例えば、各チームに一台ずつのパソコンを使う経営シミュレーション(ビジネスゲーム)の運営があります。簡易LANとかブラウザー利用や単純なUSBメモリー渡しのスタイルもあります。  図をポイント→


  • 背景

    経営シミュレーション研修へのPC利用は1980年代半ばのパソコン黎明期からです。初めは運営側のデータ処理が目的でした。続いて参加者がPCを使う形態が現れました。PCを使うことを宣伝し「先端的。パソコンを使う。OA感覚(今ならIT)」という枕詞がにつくように主客転倒でした。
    それはビジネスゲーム供給側の「差別化」策なのです。今も似たようなものです。「ユーザー画面ユーティリティの向上、ネット対戦型、マルチウインドウ云々」など「プログラム技術に走る」ように見えます。ただし、今日まで永く残った例は少ないです・・・

  • PCを使うメリット

    複雑な経営モデルならメリットがありますが、参加者が会計プロセスへの理解度を持つことが前提です。手作業よりも多くの経営サイクルを体験できます。Excelのシミュレーション機能を駆使すれば意思決定や損益分岐点分析に役立ちます。遠隔地同士の運営ならPCによるネットワーク形態が不可欠です。

  • デメリット・・・間接体験×間接体験=屋上屋。

    PC利用のマネジメントゲーム会計処理をパソコンに依存すると、計数プロセスへの理解が身につきません。画面(答え)を見て分かった気になるようでは逆効果です。「よく分かった。ナルホド」という実感は、マウスを転がすよりも、「手で書く」ことから生まれます。現実の経営と比べれば、経営シミュレーションもケーススタディも間接体験です。間接体験は直接体験より劣りますから、PC操作(間接体験)で行うことは屋上屋になりかねません。  ポイント→
    楽するよりも苦労する行為からの理解の方が優れます。研修という限定空間では、その苦労を強いることが可能です。 実施例はブログ「ビジネスゲームの館」をご覧ください。

  • デメリット・・・研修の変質、手間とコストアップ

    PC利用は研修の雰囲気や運営をガラッと変えます。情報が特定の人に偏り、眺めるだけの傍観者を作ります。一覧性や可読性という点でもモニタ画面は紙よりも劣るためにディスカッションを制限します。異質なメンバーが集まっても、相互啓発のチャンスを生かせません。PCによる仮想経営体験はゲーム(会社ごっこ)に陥り易いのです・・・「若年遊びやすく、中年飽き易し
    画面設計も単調で、画面の表は一覧性や見通しを欠きます。 →  本コースの出力サンプル例

    PC手配や後片付けが面倒です。コストアップにもなります。参加者がPCを使わなくても、教育目的を達成できるならば無くても十分です。

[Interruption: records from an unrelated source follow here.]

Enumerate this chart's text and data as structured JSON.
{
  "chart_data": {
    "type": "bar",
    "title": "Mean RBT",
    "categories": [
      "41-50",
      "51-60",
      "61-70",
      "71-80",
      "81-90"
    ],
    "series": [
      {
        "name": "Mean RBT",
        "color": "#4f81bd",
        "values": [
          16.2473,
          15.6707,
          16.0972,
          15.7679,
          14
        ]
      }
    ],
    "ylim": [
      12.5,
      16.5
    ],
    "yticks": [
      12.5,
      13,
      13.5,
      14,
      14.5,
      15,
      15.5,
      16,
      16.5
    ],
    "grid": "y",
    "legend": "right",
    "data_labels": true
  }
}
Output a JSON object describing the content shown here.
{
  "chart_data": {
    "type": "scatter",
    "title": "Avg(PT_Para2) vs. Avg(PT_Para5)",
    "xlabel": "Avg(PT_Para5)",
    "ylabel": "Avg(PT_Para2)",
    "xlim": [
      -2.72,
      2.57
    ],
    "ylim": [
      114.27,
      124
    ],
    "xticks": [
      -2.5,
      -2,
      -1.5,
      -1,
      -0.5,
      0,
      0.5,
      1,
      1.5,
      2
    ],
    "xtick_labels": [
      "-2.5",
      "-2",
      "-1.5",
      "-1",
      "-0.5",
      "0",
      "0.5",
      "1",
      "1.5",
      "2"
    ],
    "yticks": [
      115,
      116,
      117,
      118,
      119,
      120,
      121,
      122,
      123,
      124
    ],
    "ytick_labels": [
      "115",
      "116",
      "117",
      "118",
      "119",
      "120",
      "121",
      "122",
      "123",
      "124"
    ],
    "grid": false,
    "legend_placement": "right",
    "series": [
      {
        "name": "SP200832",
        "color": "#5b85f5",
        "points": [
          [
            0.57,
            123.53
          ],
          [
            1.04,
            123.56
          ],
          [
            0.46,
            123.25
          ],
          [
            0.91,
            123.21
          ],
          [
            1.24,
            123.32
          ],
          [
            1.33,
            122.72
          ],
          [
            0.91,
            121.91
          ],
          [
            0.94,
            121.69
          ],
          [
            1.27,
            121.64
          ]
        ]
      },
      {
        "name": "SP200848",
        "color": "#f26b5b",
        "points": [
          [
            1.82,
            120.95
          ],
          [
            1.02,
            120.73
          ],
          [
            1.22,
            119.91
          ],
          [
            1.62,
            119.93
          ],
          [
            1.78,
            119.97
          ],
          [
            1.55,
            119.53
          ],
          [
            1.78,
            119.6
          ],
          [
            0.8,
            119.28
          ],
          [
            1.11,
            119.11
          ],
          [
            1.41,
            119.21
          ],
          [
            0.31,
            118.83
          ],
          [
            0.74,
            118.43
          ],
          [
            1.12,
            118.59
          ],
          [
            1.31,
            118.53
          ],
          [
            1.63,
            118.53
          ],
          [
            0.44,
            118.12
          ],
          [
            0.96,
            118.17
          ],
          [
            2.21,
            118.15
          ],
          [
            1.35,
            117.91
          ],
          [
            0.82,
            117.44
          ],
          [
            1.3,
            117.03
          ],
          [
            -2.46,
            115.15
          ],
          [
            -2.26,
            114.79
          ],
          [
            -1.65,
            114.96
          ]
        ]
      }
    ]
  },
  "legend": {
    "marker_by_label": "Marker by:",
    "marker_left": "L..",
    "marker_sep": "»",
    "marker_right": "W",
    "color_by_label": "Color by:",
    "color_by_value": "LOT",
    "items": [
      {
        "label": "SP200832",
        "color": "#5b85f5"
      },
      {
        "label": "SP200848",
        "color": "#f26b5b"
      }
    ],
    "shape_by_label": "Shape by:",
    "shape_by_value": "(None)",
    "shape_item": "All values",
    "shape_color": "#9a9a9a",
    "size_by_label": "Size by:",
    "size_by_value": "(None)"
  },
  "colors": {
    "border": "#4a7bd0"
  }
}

  • 視点・・・マネジメント教育になっているのか!

PC利用のコースはネット検索すれば見つかりますが、そこには「交渉場面」という要素はありません。対面折衝力、交渉力は生のビジネスでは重要です。それをシミュレーションに取り入れているのが本コースです。実際のビジネスではPCモニタを見ながら議論するのは稀です。テーブルを囲んで対面し相手の顔を見ながら、紙の資料を見ながら(時にはPCを使いながら)議論をするのが普通です。

  • ハイブリッド型の利用へ

現在の研修スタイルは、基本は運営用に一台のパソコンです。ただし一部コースでは、途中からグループに一台のパソコンを用意してもらい、計画支援のデータ処理をすることも始めています。



 3 実際のアンケート例

ビジネスゲームのスタイル

DOMEXの経営シミュレーション(ビジネスゲーム)研修において、手計算主体か、PC単独、またはその併用型でやるほうが良いのか、のアンケートです。
製造業向けPCMakerを、某大企業で2回実施したときの事例です。参加者は30〜40代後半、業務用システムの企画/設計エンジニアというITのプロフェショナルです(かなり優秀)。

●手計算型で良いという理由
  • 本当に考えるから
  • 理解度を高めることができるため
  • 皆で議論しながらのやり方になるからよいと思います
  • 手計算だと考える時間があるため
  • 理論の習得であるので手計算レベルが良い
  • 手計算することが大事だと思われます
  • 手計算を繰り返すことで数字の意味・関係が頭に定着する
  • 手計算のほうが理解が深まると思う
  • 実感できるから
  • 理解しながら進められるため

●手計算とPCの併用型が良いという理由
  • シミュレーションを手早くやれるようにして検討に時間を使いたい
  • 何度も計算間違いをして時間をロスしたので、途中からはPCでよいと思う。
  • 計算に時間を要し、本質の時間が割かれるため
  • 手計算では数字がなかなか合わず、理解に時間がかかる
  • 手計算のみでは値変更の際、時間がかかる
  • シミュレーション的にいろいろな数字を触って確認できるから

どの会社向けでもアンケートで把握しており、両者はトレードオフのような関係です。「PCのみで良い」という意見は皆無に近いです。実態としては、計数理解度が高い人がPCを要求する、という相関があるわけではありません。計数感覚が高まると些細な数字の違いや精度に拘らずに、大局やトレンドを掴もうとしますから、手書きでも対応できます。